Propagande postcoloniale contre propagande coloniale ? Vincent Chambarlhac – fin

 « Un dispositif éditorial militant

        A rebours de cette trajectoire de ce collectif une stratégie éditoriale s’esquisse. A sa racine, il y a sans doute la crise de l’édition en  sciences humaines. Parce qu’elle suppose la mise en concurrence des auteurs et des éditeurs, cette crise réclame un savoir-faire spécifique dans le mode d’apparition de travaux qui concourent à la réputation d’un auteur. Il s’agit là de solliciter la polémique plus que la controverse scientifique. La première permet d’asseoir une réputation scientifique dans l’espace médiatique et par contrecoup, de construire une espace dans le dispositif institutionnel de la recherche (fondations, musées, chargés de recherche…) Le dispositif médiatique déployé joue sur deux registres noués par la figure du refoulé de la mémoire coloniale. Il reprend le « modèle » heuristique vichyssois, l’appliquant au postcolonialisme. Il s’agit de réaliser la « paxtonisation » du champ de l’historiographie du fait colonial en France selon Nicolas Bancel et Pascal Blanchard. L’expression saisit la stratégie poursuivie et souligne un mode d’apparition dans l’espace public. Ce « modèle vichyssois » s’exprime en grande partie dans de courts articles au Monde diplomatique. Ici, l’écriture collective, se charge d’une évidence militante. L’essentiel est d’avancer l’argument quasi pathologique d’une amnésie, du refoulé d’une mémoire coloniale : le spectacle des zoos humains était ainsi routinier naguère, occulté aujourd’hui. D’un syndrome l’autre, l’emprunt au lexique d’Henri Rousso est patent. Ces prises de position, qui sont le fait de chercheurs, s’entendent dans l’espace public, comme un rapport singulier à l’histoire, construit sous les auspices du devoir de mémoire : animée par une écriture militante, la plume universitaire assoit la démonstration dans une revue de vulgarisation scientifique. L’essentiel du dispositif éditorial tient à cette circulation incessante entre les pôles militant et heuristique.

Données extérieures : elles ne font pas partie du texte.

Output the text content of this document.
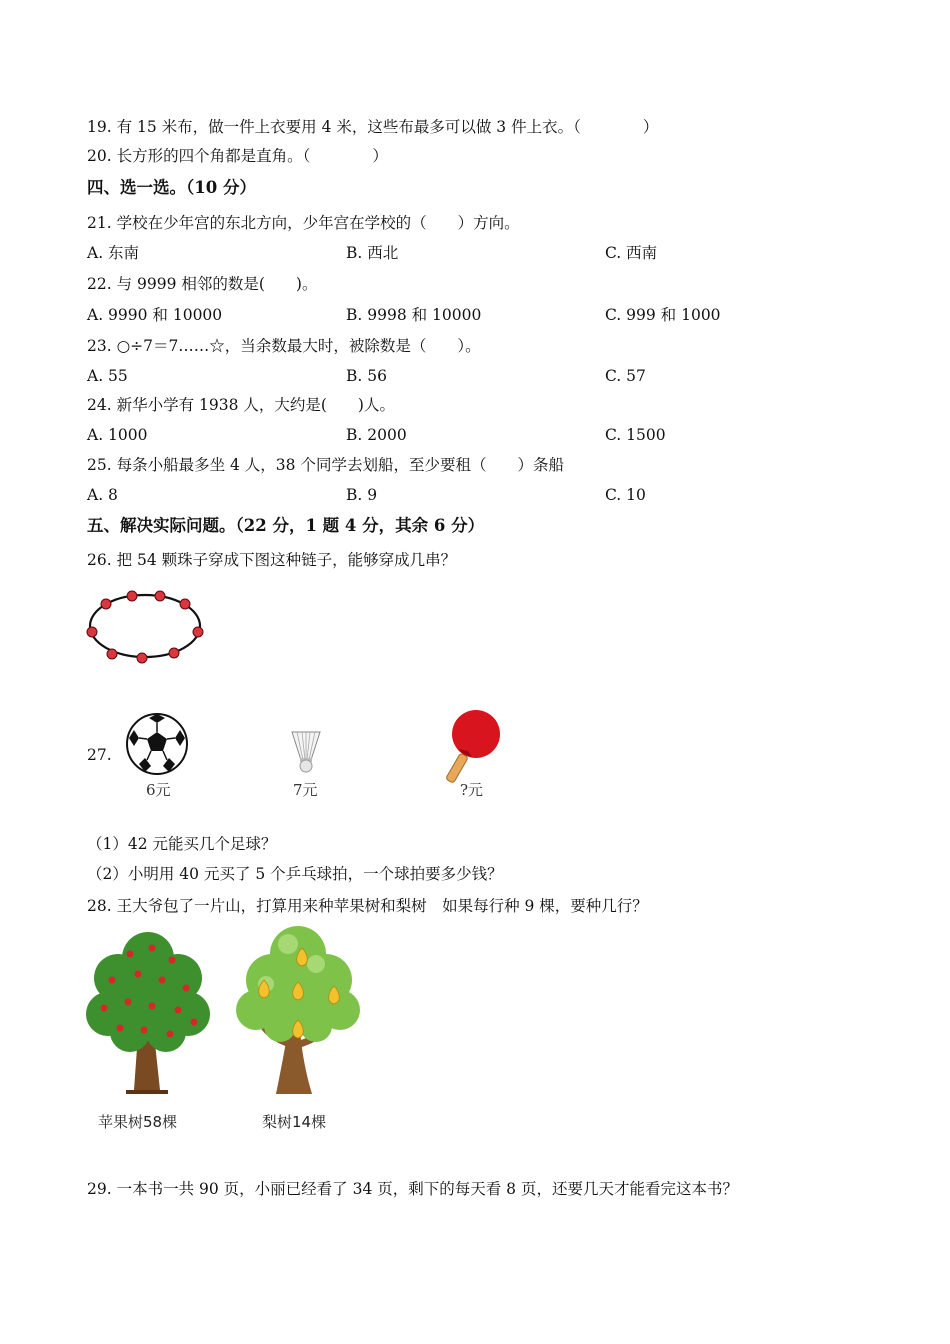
19. 有 15 米布，做一件上衣要用 4 米，这些布最多可以做 3 件上衣。（　　　　）
20. 长方形的四个角都是直角。（　　　　）
四、选一选。（10 分）
21. 学校在少年宫的东北方向，少年宫在学校的（　　）方向。
A. 东南	B. 西北	C. 西南
22. 与 9999 相邻的数是(　　)。
A. 9990 和 10000	B. 9998 和 10000	C. 999 和 1000
23. ○÷7＝7……☆，当余数最大时，被除数是（　　）。
A. 55	B. 56	C. 57
24. 新华小学有 1938 人，大约是(　　)人。
A. 1000	B. 2000	C. 1500
25. 每条小船最多坐 4 人，38 个同学去划船，至少要租（　　）条船
A. 8	B. 9	C. 10
五、解决实际问题。（22 分，1 题 4 分，其余 6 分）
26. 把 54 颗珠子穿成下图这种链子，能够穿成几串？
27.
6元	7元	?元
（1）42 元能买几个足球？
（2）小明用 40 元买了 5 个乒乓球拍，一个球拍要多少钱？
28. 王大爷包了一片山，打算用来种苹果树和梨树　如果每行种 9 棵，要种几行？
苹果树58棵	梨树14棵
29. 一本书一共 90 页，小丽已经看了 34 页，剩下的每天看 8 页，还要几天才能看完这本书？
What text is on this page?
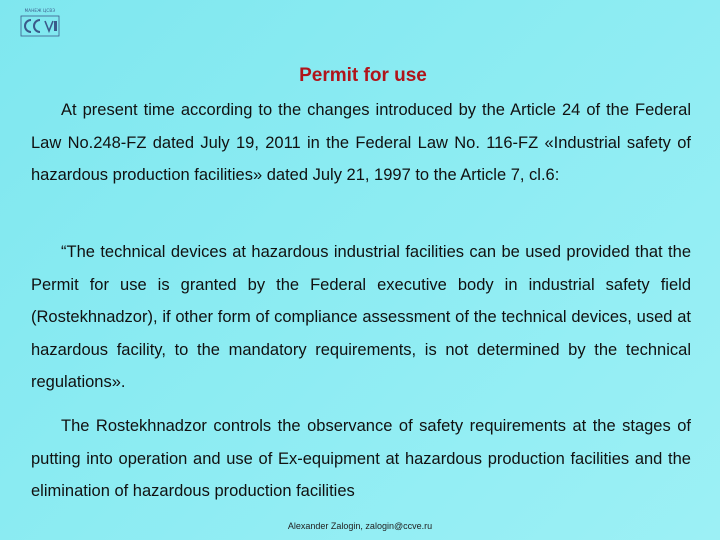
МАНЕЖ ЦСВЭ
Permit for use

At present time according to the changes introduced by the Article 24 of the Federal Law No.248-FZ dated July 19, 2011 in the Federal Law No. 116-FZ «Industrial safety of hazardous production facilities» dated July 21, 1997 to the Article 7, cl.6:

“The technical devices at hazardous industrial facilities can be used provided that the Permit for use is granted by the Federal executive body in industrial safety field (Rostekhnadzor), if other form of compliance assessment of the technical devices, used at hazardous facility, to the mandatory requirements, is not determined by the technical regulations».

The Rostekhnadzor controls the observance of safety requirements at the stages of putting into operation and use of Ex-equipment at hazardous production facilities and the elimination of hazardous production facilities

Alexander Zalogin, zalogin@ccve.ru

        La société française doit donc entrevoir et se questionner au prisme del’héritage colonial. Amorcée dès 1997, cette logique culmine avec la fracture coloniale qui outrepasse l’essai d’histoire immédiate, posant les membres du collectif en praticiens et/ou experts des pathologies sociales. L’ouvrage devient en 2010, sous la plume de Marie-Claude Smouts, le catalyseur des études postcoloniales sur la scène française : le collectif fournit ainsi une première réponse à une demande issue du mouvement des indigènes de la République comme des débats autour de l’abrogation de l’article 4 de la loi du 23 février 1995. Les émeutes de novembre 2005 renchérissent médiatiquement l’hypothèse d’une pertinence de la grille postcoloniale comme lecture du social. Un effet de seuil a été franchi. Dans ce franchissement, l’évidence d’une situation postcoloniale s’est imposée. La logique du palimpseste, inhérente à l’intrication des enjeux dans la polémique sur la question coloniale, recouvre alors la part de la structuration intellectuelle du débat…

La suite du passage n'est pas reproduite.